Potamotrygon rex, the great river stingray, is a species of freshwater stingray belonging to the family Potamotrygonidae, native to South America in the Neotropical region. P. rex, along with some other Potamotrygon species form a sub-species group known as "black stingrays" known by their similar features and their locality to rivers draining the Central Brazilian Shield. Specifically, it is native to the Rio Tocantins in the central Brazilian state of Tocantins. It is quite a large organism, weighing up to 20 kg. Its appearance is dark brown to blackish with distinct clusters of yellow-orange spots around similarly colored ocelli on its dorsal side.
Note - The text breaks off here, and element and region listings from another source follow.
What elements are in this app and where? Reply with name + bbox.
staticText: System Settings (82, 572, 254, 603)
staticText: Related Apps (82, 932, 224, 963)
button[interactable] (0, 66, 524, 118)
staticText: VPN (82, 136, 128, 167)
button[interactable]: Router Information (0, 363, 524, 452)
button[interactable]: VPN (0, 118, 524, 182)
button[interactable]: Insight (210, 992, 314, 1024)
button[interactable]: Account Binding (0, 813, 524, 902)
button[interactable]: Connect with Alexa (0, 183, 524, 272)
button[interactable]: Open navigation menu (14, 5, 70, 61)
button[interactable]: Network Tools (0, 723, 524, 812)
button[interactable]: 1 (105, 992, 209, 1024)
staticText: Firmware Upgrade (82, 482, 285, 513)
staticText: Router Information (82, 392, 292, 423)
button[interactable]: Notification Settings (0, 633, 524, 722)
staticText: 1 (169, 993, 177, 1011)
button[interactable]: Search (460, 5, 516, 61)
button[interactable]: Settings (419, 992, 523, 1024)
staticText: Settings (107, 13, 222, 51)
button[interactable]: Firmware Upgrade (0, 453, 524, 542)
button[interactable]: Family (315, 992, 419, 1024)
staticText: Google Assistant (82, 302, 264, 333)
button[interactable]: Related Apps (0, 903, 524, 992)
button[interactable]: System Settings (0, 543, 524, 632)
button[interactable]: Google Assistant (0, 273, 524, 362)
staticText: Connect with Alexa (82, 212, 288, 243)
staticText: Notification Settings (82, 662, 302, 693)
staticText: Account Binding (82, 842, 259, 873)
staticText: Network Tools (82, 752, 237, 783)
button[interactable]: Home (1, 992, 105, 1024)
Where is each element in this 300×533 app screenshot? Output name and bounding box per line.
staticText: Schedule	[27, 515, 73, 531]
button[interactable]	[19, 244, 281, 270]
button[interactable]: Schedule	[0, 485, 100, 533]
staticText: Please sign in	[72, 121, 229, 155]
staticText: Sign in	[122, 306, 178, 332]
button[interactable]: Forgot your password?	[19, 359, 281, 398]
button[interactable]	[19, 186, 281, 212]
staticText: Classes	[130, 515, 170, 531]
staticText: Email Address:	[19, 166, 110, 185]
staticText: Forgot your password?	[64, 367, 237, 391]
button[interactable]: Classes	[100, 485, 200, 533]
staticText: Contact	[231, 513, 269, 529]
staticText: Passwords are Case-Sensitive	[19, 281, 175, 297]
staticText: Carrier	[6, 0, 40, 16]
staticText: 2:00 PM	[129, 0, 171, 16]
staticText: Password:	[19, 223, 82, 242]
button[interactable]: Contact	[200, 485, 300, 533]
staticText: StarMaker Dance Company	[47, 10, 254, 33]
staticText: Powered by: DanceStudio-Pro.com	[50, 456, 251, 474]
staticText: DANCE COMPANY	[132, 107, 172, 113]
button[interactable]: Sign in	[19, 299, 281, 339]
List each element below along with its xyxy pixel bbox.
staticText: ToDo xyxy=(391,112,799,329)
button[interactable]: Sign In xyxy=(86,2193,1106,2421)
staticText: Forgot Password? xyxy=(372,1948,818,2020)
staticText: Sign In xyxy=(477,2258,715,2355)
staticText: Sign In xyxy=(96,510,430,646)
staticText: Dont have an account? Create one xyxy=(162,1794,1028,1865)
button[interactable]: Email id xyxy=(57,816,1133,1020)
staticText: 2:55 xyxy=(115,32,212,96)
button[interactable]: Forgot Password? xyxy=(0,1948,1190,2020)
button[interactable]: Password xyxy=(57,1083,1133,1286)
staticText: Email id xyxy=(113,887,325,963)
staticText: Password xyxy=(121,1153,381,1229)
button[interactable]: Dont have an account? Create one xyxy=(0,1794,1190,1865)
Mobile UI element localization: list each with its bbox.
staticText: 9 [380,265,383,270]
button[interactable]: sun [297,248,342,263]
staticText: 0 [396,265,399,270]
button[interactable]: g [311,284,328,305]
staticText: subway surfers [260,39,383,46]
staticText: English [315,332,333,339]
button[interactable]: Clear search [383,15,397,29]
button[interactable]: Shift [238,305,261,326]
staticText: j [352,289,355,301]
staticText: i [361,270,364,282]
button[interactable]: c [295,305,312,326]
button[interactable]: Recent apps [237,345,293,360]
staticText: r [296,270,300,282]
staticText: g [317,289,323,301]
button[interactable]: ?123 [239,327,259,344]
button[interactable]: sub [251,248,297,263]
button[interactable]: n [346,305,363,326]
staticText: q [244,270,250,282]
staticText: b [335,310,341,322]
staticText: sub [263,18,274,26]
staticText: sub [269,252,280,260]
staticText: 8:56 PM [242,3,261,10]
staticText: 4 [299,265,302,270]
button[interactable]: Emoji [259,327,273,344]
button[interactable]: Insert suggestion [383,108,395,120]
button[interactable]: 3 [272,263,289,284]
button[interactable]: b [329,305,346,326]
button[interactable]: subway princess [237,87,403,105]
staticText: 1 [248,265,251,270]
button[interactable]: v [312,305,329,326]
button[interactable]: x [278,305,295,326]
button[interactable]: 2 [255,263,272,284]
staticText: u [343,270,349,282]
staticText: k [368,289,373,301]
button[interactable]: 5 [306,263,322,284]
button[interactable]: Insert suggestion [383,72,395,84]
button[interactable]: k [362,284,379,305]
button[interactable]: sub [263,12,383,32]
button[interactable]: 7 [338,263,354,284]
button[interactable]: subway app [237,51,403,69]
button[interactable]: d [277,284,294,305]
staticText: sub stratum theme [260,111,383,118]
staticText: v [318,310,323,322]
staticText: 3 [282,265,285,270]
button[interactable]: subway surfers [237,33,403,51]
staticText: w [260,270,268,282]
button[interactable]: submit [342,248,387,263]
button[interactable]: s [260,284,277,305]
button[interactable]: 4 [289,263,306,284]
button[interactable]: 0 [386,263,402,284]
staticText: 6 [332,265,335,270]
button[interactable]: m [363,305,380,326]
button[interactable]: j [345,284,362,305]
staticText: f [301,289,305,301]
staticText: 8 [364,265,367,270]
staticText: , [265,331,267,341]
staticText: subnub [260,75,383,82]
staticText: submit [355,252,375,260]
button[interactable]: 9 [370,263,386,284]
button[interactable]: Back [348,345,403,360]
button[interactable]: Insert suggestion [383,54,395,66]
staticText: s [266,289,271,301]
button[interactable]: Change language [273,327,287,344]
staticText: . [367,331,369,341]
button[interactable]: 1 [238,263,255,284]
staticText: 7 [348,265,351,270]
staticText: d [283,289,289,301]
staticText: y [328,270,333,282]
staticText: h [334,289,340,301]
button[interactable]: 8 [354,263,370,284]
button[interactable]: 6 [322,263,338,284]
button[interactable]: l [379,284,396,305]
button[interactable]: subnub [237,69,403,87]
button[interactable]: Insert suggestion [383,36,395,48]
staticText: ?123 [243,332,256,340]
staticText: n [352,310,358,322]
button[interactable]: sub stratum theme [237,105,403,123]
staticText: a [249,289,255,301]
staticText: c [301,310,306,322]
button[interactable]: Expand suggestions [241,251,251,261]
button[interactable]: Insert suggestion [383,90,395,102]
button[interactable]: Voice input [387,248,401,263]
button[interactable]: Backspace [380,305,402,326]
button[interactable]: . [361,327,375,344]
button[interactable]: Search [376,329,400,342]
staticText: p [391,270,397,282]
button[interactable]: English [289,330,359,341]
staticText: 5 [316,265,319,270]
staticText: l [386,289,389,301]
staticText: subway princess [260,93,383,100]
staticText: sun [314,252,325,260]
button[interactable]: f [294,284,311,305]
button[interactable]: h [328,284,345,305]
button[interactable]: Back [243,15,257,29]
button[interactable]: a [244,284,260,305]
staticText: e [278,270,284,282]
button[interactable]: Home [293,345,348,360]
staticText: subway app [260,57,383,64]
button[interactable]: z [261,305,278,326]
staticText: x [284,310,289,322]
Distinguishing features include broad pelvic-fin apices, lack of labial grooves, irregular double row of dorsal tail thorns, and having two angular cartilages associated with each hyomandibula.

==Distribution==
Native to the Neotropical regions of the mid and upper Rio Tocantins in the central Brazilian state of Tocantins. So far, it has not been found outside of these regions.

==Habitat and ecology==
Potamotrygon rex is a neotropical freshwater stingray in the family Potamotrygonidae from the middle and upper Rio Tocantins, Brazil. It is benthopelagic, meaning that it lives at the bottom of the river.
Potamotrygon rex, P. henlei, P. leopoldi and another new Potamotrygon species from the Rio Tapajós form a species-group (the "black stingrays") occurring in rivers draining the central Brazilian shield, characterized by their black to dark brown but highly ornate dorsal color, wide pelvic fins with broadly convex apices, among other features. Potamotrygon rex is the 25th species of Potamotrygon, and highlights that very large new species of fishes that still await discovery and description in the Neotropical region.

==Morphology==
The genus Potamotrygon consists of freshwater stingrays that can be found in the rivers of South America. Potamotrygon rex is a large stingray species with a circular, almost oval-shaped disc. The top of the disc is very dark brown with yellow-orange spots in round clusters across the entirety of the disc. However, the density of these spots can vary from individual to individual and some exhibit one or two larger spots at the center of the clusters. The bottom of the disc can be dark grey to dark brown with yellowish-white spots. The density of these spots can also vary heavily based on the individual.
The largest adult female was found to be 111 cm from anterior edge of the disc to the end of the tail, 75 cm from the anterior edge to the posterior edge of the disc, and 69 cm wide. Adult males are much smaller at around 82.5 cm from anterior edge of the disc to the end of the tail, 52.6 cm from the anterior edge to the posterior edge of the disc, and 47.5 cm wide. Individuals larger than 100 cm can weigh up to 20 kg.
Like the rest of the species in the genus, Potamotrygon rex has venomous barbs at the end of its tail. Beginning at the base of the tail there are two rows of irregularly placed, semi-erect, sharp thorns that go down the length of the tail ending at the venomous barb. The stingray has a venom that causes painful inflammation at the site of the sting. The venom has been found to be more concentrated in females and more effective as the stingray ages.

==Conservation==
Due to lack of knowledge and research on the species, there is limited information regarding the widespread distribution and population of Potamotrygon rex. Because of this, there are no current conservation efforts regarding the specific species of Potamotrygon rex. However, all species of freshwater stingray belonging to the genus Potamotrygon are listed in CITES Appendix III, which combats the illegal international trade of such animals. The widespread protection of all Potamotrygon species is a basic step in the conservation of freshwater stingrays. Currently, other species of the Potamotrygon genus, Potamotrygon motoro and Potamotrygon falkneri, have been genetically analyzed to suggest the hybridization of such species in conservation efforts. Considering the close morphological, geographic, and genetic similarities regarding Potamotrygon genus, similar studies may be applied to Potamotrygon rex.